The bomber was acquired by the Commemorative Air Force in the early 1970s when it was found at the U.S. Navy Proving Ground at China Lake, California, where it was being used as a missile target, officials said.
Today, it serves as part of a the National Air Tour of Historic WWII Aircraft, a traveling air museum that gives history buffs and aviation lovers like Collins an up-close look at the past. The plane will be on display at the Indianapolis Regional Airport until 5 p.m. Friday and from 9 a.m. to 5 p.m. Saturday and Sunday.
For Collins, a 1935 Wilinkson High School graduate who now lives at Springhurst Health Campus, getting a chance to see the B-29 bomber just like the ones he worked on as a mechanic was a thrill.
“I don’t really know how I can express what it’s like seeing this plane again,” Collins said. “It brings back a lot of memories.”
The B-29, first flown in 1942, replaced the older B-17s and B-24s and was considered one of the most technologically advanced warplanes of the time, boasting a longer range and greater bomb loads, officials said.
In addition, it included two crew areas, fore and aft, connected by a pressurized tube, and guns that could be fired by remote control, according to Boeing.
Pam Riley, Collins’ daughter, and Jerry Grilliot, a family friend, brought Collins and a scrapbook full of military photos to the airfield so their loved one could reminisce.
Grilliot had heard countless stories from Collins about how much he enjoyed working on the B-29 bomber back in the early 1940s. When Grilliot heard the plane was coming to Hancock County, he jumped at the chance to bring Collins.
Collins, who turned 100 years old July 22, wasn’t able to get out of his wheelchair and see the inside the bomber, but his daughter went in his stead.
She enjoyed seeing stories from her childhood come to life as she saw the plane her father worked on all those years ago, she said.
“I’ve just heard him talk about these planes all of my life,” Riley said. “To now actually be able to go inside and be in it and be next to it, I never would have thought it was possible.”

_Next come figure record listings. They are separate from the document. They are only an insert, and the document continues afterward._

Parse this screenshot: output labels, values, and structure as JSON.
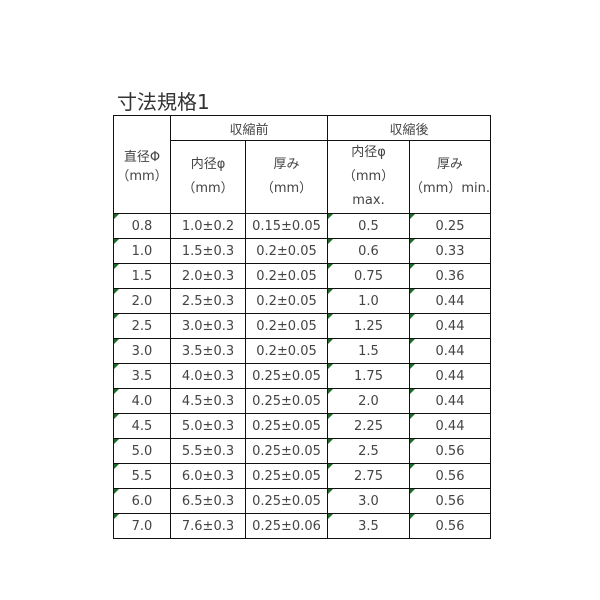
{
  "title": "寸法規格1",
  "header": {
    "diameter": "直径Φ",
    "diameter_unit": "（mm）",
    "before": "収縮前",
    "after": "収縮後",
    "before_inner": "内径φ",
    "before_inner_unit": "（mm）",
    "before_thick": "厚み",
    "before_thick_unit": "（mm）",
    "after_inner": "内径φ",
    "after_inner_unit": "（mm）max.",
    "after_thick": "厚み",
    "after_thick_unit": "（mm）min."
  },
  "rows": [
    [
      "0.8",
      "1.0±0.2",
      "0.15±0.05",
      "0.5",
      "0.25"
    ],
    [
      "1.0",
      "1.5±0.3",
      "0.2±0.05",
      "0.6",
      "0.33"
    ],
    [
      "1.5",
      "2.0±0.3",
      "0.2±0.05",
      "0.75",
      "0.36"
    ],
    [
      "2.0",
      "2.5±0.3",
      "0.2±0.05",
      "1.0",
      "0.44"
    ],
    [
      "2.5",
      "3.0±0.3",
      "0.2±0.05",
      "1.25",
      "0.44"
    ],
    [
      "3.0",
      "3.5±0.3",
      "0.2±0.05",
      "1.5",
      "0.44"
    ],
    [
      "3.5",
      "4.0±0.3",
      "0.25±0.05",
      "1.75",
      "0.44"
    ],
    [
      "4.0",
      "4.5±0.3",
      "0.25±0.05",
      "2.0",
      "0.44"
    ],
    [
      "4.5",
      "5.0±0.3",
      "0.25±0.05",
      "2.25",
      "0.44"
    ],
    [
      "5.0",
      "5.5±0.3",
      "0.25±0.05",
      "2.5",
      "0.56"
    ],
    [
      "5.5",
      "6.0±0.3",
      "0.25±0.05",
      "2.75",
      "0.56"
    ],
    [
      "6.0",
      "6.5±0.3",
      "0.25±0.05",
      "3.0",
      "0.56"
    ],
    [
      "7.0",
      "7.6±0.3",
      "0.25±0.06",
      "3.5",
      "0.56"
    ]
  ],
  "colors": {
    "marker": "#1e6b2a",
    "border": "#111111"
  }
}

Collins was trained to be a mechanic on the bombers in Mississippi, Alabama and Texas before being stationed in Seattle during WWII.
This particular bomber, built in 1944, is 73 years old and based out of Fortworth, Texas. The plane is flown by a crew coast to coast.
Cheryl Hilvert is one of the Commemorative Air Force member who travels with the bomber and said FIFI never had to fly or bomb overseas — a key reason the bird’s still able to get airborne.
Hilvert and fellow crew members Paul Maupin greet patrons who come to see the Superfortress and answer questions, as they know the plane inside and out.
All Commemorative Air Force members either have a love of aviation or history and enjoy talking about the bomber, they said.
“The story behind these airplanes and what they did during the war is just amazing,” Hilvert said.
“But what’s even more amazing is the men who flew them and the families who stayed behind to build them.”